Wielrennen: De slotdag van de Ronde van Groot-Brittannië bestond uit twee etappes. Eerst werd er een tijdrit van 8 kilometer verreden in de hoofdstad van Groot-Brittannië, voordat de sprinters opnieuw hun kunnen konden bewijzen op een circuit.

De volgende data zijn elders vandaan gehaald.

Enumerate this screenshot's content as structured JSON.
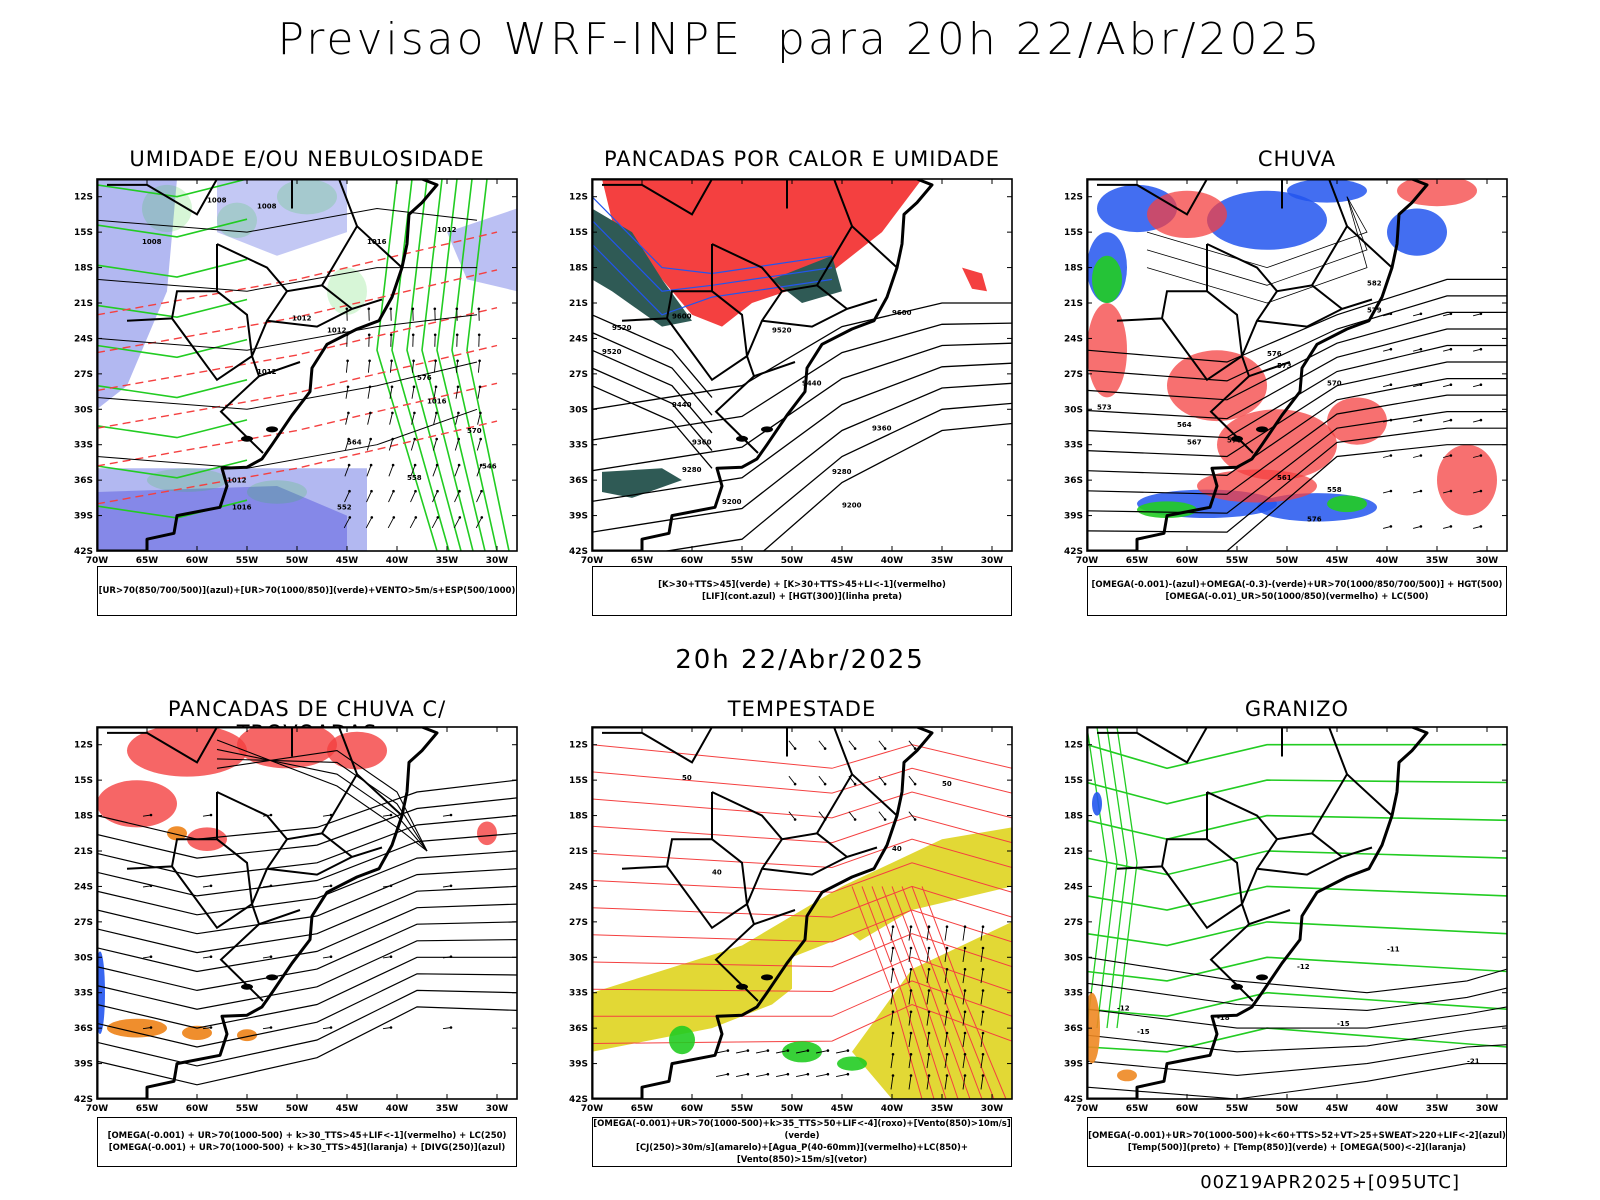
{
  "header": {
    "title": "Previsao WRF-INPE  para 20h 22/Abr/2025"
  },
  "middle_date": "20h 22/Abr/2025",
  "footer_run": "00Z19APR2025+[095UTC]",
  "axes": {
    "lat_labels": [
      "12S",
      "15S",
      "18S",
      "21S",
      "24S",
      "27S",
      "30S",
      "33S",
      "36S",
      "39S",
      "42S"
    ],
    "lon_labels": [
      "70W",
      "65W",
      "60W",
      "55W",
      "50W",
      "45W",
      "40W",
      "35W",
      "30W"
    ]
  },
  "colors": {
    "blue": "#2255ee",
    "lavender": "#aab0f0",
    "red": "#f44040",
    "green": "#22cc22",
    "dark_teal": "#2f5a55",
    "orange": "#ee8822",
    "yellow": "#e0d62a",
    "black": "#000000"
  },
  "panels": [
    {
      "title": "UMIDADE E/OU NEBULOSIDADE",
      "legend": [
        "[UR>70(850/700/500)](azul)+[UR>70(1000/850)](verde)+VENTO>5m/s+ESP(500/1000)"
      ],
      "contour_labels": [
        "1008",
        "1008",
        "1008",
        "1012",
        "1012",
        "1016",
        "1012",
        "1012",
        "1016",
        "1012",
        "1016",
        "576",
        "570",
        "564",
        "558",
        "552",
        "546"
      ]
    },
    {
      "title": "PANCADAS POR CALOR E UMIDADE",
      "legend": [
        "[K>30+TTS>45](verde) + [K>30+TTS>45+LI<-1](vermelho)",
        "[LIF](cont.azul) + [HGT(300)](linha preta)"
      ],
      "contour_labels": [
        "9600",
        "9600",
        "9520",
        "9520",
        "9520",
        "9440",
        "9440",
        "9360",
        "9360",
        "9280",
        "9280",
        "9200",
        "9200"
      ]
    },
    {
      "title": "CHUVA",
      "legend": [
        "[OMEGA(-0.001)-(azul)+OMEGA(-0.3)-(verde)+UR>70(1000/850/700/500)] + HGT(500)",
        "[OMEGA(-0.01)_UR>50(1000/850)(vermelho) + LC(500)"
      ],
      "contour_labels": [
        "582",
        "579",
        "576",
        "573",
        "570",
        "567",
        "564",
        "561",
        "558",
        "576",
        "573",
        "570"
      ]
    },
    {
      "title": "PANCADAS DE CHUVA C/ TROVOADAS",
      "legend": [
        "[OMEGA(-0.001) + UR>70(1000-500) + k>30_TTS>45+LIF<-1](vermelho) + LC(250)",
        "[OMEGA(-0.001) + UR>70(1000-500) + k>30_TTS>45](laranja) + [DIVG(250)](azul)"
      ],
      "contour_labels": []
    },
    {
      "title": "TEMPESTADE",
      "legend": [
        "[OMEGA(-0.001)+UR>70(1000-500)+k>35_TTS>50+LIF<-4](roxo)+[Vento(850)>10m/s](verde)",
        "[CJ(250)>30m/s](amarelo)+[Agua_P(40-60mm)](vermelho)+LC(850)+[Vento(850)>15m/s](vetor)"
      ],
      "contour_labels": [
        "50",
        "50",
        "40",
        "40"
      ]
    },
    {
      "title": "GRANIZO",
      "legend": [
        "[OMEGA(-0.001)+UR>70(1000-500)+k<60+TTS>52+VT>25+SWEAT>220+LIF<-2](azul)",
        "[Temp(500)](preto) + [Temp(850)](verde) + [OMEGA(500)<-2](laranja)"
      ],
      "contour_labels": [
        "-12",
        "-12",
        "-15",
        "-15",
        "-18",
        "-21",
        "-11"
      ]
    }
  ]
}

De tijdrit was volledig in handen van Bradley Wiggins (Sky), die met een gemiddelde snelheid van bijna 54 kilometer per uur door zijn geboortestad raasde en Sylvain Chavanel (IAM), die tot dan toe in aanloop was, degradeerde naar de tweede plaats. Derde was Stven Cummings (BMC).
De 11e plaats was voldoende voor Dylan van Baarle (Garmin-Sharp), die tot dan toe algemeen leider was, om in de gele trui door te gaan naar de laatste 88 kilometer.
Deze kregen in eerste instantie vorm door een ontsnappingsgroep waarin Jan Barta (NetApp-Endura) en Chavanel actief waren. Beiden vielen echter terug in het veld naarmate de race vorderde. Andreas Stauff (MTN-Qhubeka) was de volgende die het probeerde. Maar ook zijn poging leverde geen succes op.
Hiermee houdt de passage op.